Go / No-Go Decisions
E&P projects are often related to execution decision gates as a means of de-risking a project. The most typical example is an Explore-Appraise-Develop execution path, where an exploration well is drilled, and if that well reveals hydrocarbons, a decision is made to proceed with Appraisal (Go) or exit (No-Go). Similarly with Appraisal: if the appraisal program results in a certain volume of hydrocarbons, the decision is made to proceed with Development or to stop.
Figure 1: Typical Decision Gates for Explore, Appraise and Develop
More complex examples also exist. Complex multiple pilot programs are a good example, whereby a path to a large development scale-up might be made through several pilot programs that progressively get bigger (and more expensive) as they proceed.
Often, the question in this type of development is one of value of information, whether the risk reduction of the series of pilots is worth the cost, and so often, a number of alternatives need to be investigated using different combinations of possible pilots.
Typically these types of questions are addressed by decision trees. The challenge here is they can become very large, especially when an integrated approach is required (and it usually is) that accounts for all of the other uncertainties surrounding the decision, in addition to the one decision being investigated by the pilot testing. In such a case, a decision tree approach can become very cumbersome due to the large number of end nodes (thousands or tens of thousands) leaving the analyst to revert to shortcuts, which can detract from a full understanding of the full range of possible outcomes.
Figure 2: Simple Decision Tree with only eight end nodes
The PetroVR Solution
PetroVR is a discrete event simulator with a powerful built-in scheduling capability that allows for modeling exactly how a developer would envisage developing the project over time. With this, PetroVR helps take a more natural and intuitive approach to modeling decisions rather than the traditional decision tree methodology. The decisions are modeled right into the schedule at the point in time when they are to be made. Logic can be attributed to each decision event based on how it would actually be made, given the information value measure that is available at that time.
Logic can be attributed to each decision event right in the model, just as
the decision would be made in real time
Let's take the simple example of a Decision Tree shown above and show how easy it is to conceptualize and model in PetroVR. The first activity on the schedule is Exploration. After that, a decision is made and modeled right into the schedule itself. The decision to be made is: if the exploration well is a success (hydrocarbons present) then proceed with the next activity (Appraisal), and if not stop the project.
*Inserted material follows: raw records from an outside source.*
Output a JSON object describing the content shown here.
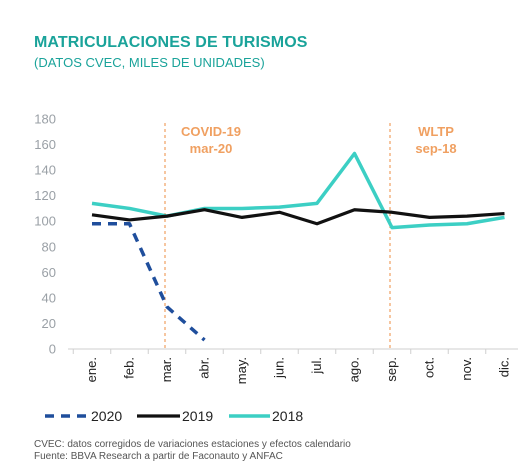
{
  "title": "MATRICULACIONES DE TURISMOS",
  "subtitle": "(DATOS CVEC, MILES DE UNIDADES)",
  "footnotes": [
    "CVEC: datos corregidos de variaciones estaciones y efectos calendario",
    "Fuente: BBVA Research a partir de Faconauto y ANFAC"
  ],
  "colors": {
    "title": "#1aa39a",
    "series_2020": "#1f4e9c",
    "series_2019": "#111111",
    "series_2018": "#3ccfc4",
    "annotation": "#f0a061",
    "axis_text": "#9aa0a6"
  },
  "chart_data": {
    "type": "line",
    "categories": [
      "ene.",
      "feb.",
      "mar.",
      "abr.",
      "may.",
      "jun.",
      "jul.",
      "ago.",
      "sep.",
      "oct.",
      "nov.",
      "dic."
    ],
    "ylim": [
      0,
      180
    ],
    "yticks": [
      "0",
      "20",
      "40",
      "60",
      "80",
      "100",
      "120",
      "140",
      "160",
      "180"
    ],
    "xlabel": "",
    "ylabel": "",
    "grid": false,
    "legend_position": "bottom",
    "series": [
      {
        "name": "2020",
        "style": "dashed",
        "values": [
          98,
          98,
          33,
          7,
          null,
          null,
          null,
          null,
          null,
          null,
          null,
          null
        ]
      },
      {
        "name": "2019",
        "style": "solid",
        "values": [
          105,
          101,
          104,
          109,
          103,
          107,
          98,
          109,
          107,
          103,
          104,
          106
        ]
      },
      {
        "name": "2018",
        "style": "solid",
        "values": [
          114,
          110,
          104,
          110,
          110,
          111,
          114,
          153,
          95,
          97,
          98,
          103
        ]
      }
    ],
    "annotations": [
      {
        "category_index": 2,
        "lines": [
          "COVID-19",
          "mar-20"
        ]
      },
      {
        "category_index": 8,
        "lines": [
          "WLTP",
          "sep-18"
        ]
      }
    ]
  }
}
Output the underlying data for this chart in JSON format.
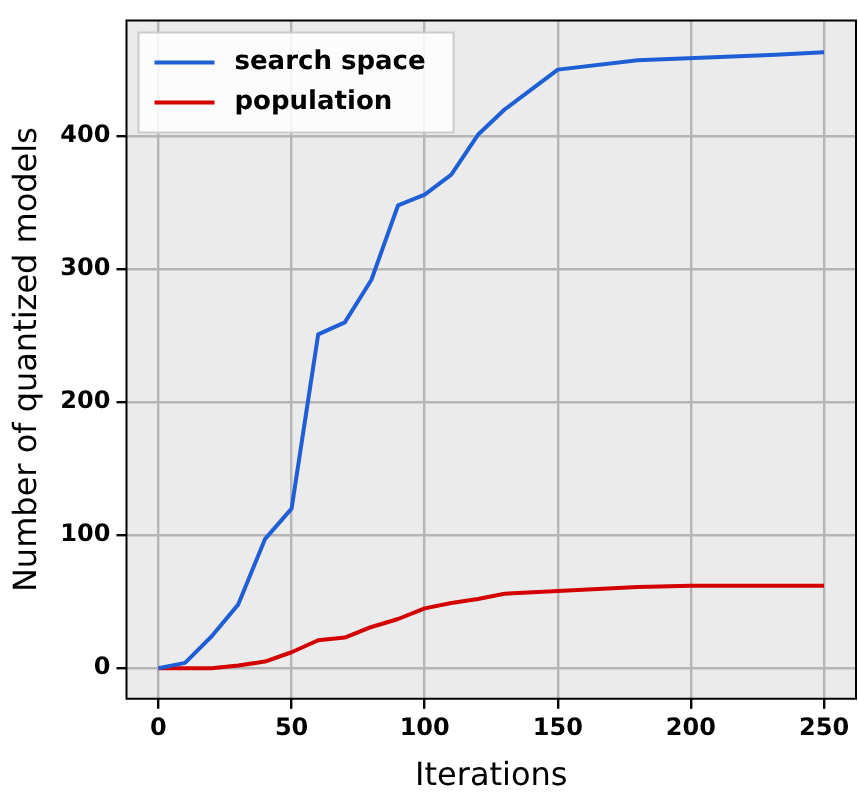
{
  "chart_data": {
    "type": "line",
    "xlabel": "Iterations",
    "ylabel": "Number of quantized models",
    "xlim": [
      -12,
      262
    ],
    "ylim": [
      -23,
      487
    ],
    "xticks": [
      0,
      50,
      100,
      150,
      200,
      250
    ],
    "yticks": [
      0,
      100,
      200,
      300,
      400
    ],
    "grid": true,
    "legend": "top left",
    "marker": "none",
    "line_style": "solid",
    "series": [
      {
        "name": "search space",
        "color": "#1f5fd6",
        "x": [
          0,
          10,
          20,
          30,
          40,
          50,
          60,
          70,
          80,
          90,
          100,
          110,
          120,
          130,
          150,
          180,
          230,
          250
        ],
        "values": [
          0,
          4,
          24,
          48,
          97,
          120,
          251,
          260,
          292,
          348,
          356,
          371,
          401,
          420,
          450,
          457,
          461,
          463
        ]
      },
      {
        "name": "population",
        "color": "#d40000",
        "x": [
          0,
          10,
          20,
          30,
          40,
          50,
          60,
          70,
          80,
          90,
          100,
          110,
          120,
          130,
          150,
          180,
          200,
          250
        ],
        "values": [
          0,
          0,
          0,
          2,
          5,
          12,
          21,
          23,
          31,
          37,
          45,
          49,
          52,
          56,
          58,
          61,
          62,
          62
        ]
      }
    ]
  }
}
In the next activity, Appraisal, a second decision is modeled into the schedule after that activity. In this case: if reserves > minimum economic cutoff volume then proceed with next activity, if not, stop the project. The next activity is an extended production test, and the decision after that is based on the outcome of the test, build small, medium or large facilities.
As can be seen by this workflow, in PetroVR it is simple and easy to build any number of decisions right into the schedule and let the PetroVR simulator take care of the outcomes and decision paths through it's powerful combination of a time event simulator together with uncertainty characterization via Monte Carlo simulation. The analyst must only capture a relatively few number of decisions, and PetroVR calculated all possible outcomes, rather than in a decision tree world where every outcome (many) must be calculated through manually. This saves the analyst a significant amount of time, and is much less error prone.
Here is how it might look in PetroVR:
Figure 3: Decisions modeled into a PetroVR Schedule
How It Works
- The range of uncertainty is expressed by the analyst for each of the inputs.
- This uncertainty range is sampled by the Monte Carlo simulation and the decision tests are performed. If the sample passes the test, the next phase is executed, if the sample fails the test, then the project is stopped and there is an exit. An example of a fully successful exploration, appraisal and piloting program, as well as a couple of failure cases that lead to project exit, are shown below.
- An Expected Monetary Value (EMV) for the test program is established by repeated simulation runs. In each run, the appropriate decision path is followed on the basis of the sampled values of all model uncertainties.
Simulation Schedules (Figs. 4a - 4c) reveal one sample that passes all decisions, a second that fails at the first decision gate, and a third that fails at the second decision gate.
Compared to decision trees, a discrete event simulator can save a significant amount of modeling time and is much less error prone. PetroVR takes a natural and intuitive approach to modeling decisions, where decisions are modeled directly into the schedule at the point in time when they are to be made. Logic is attributed to each decision event based on how it would actually be made, given the information value measure available at that time.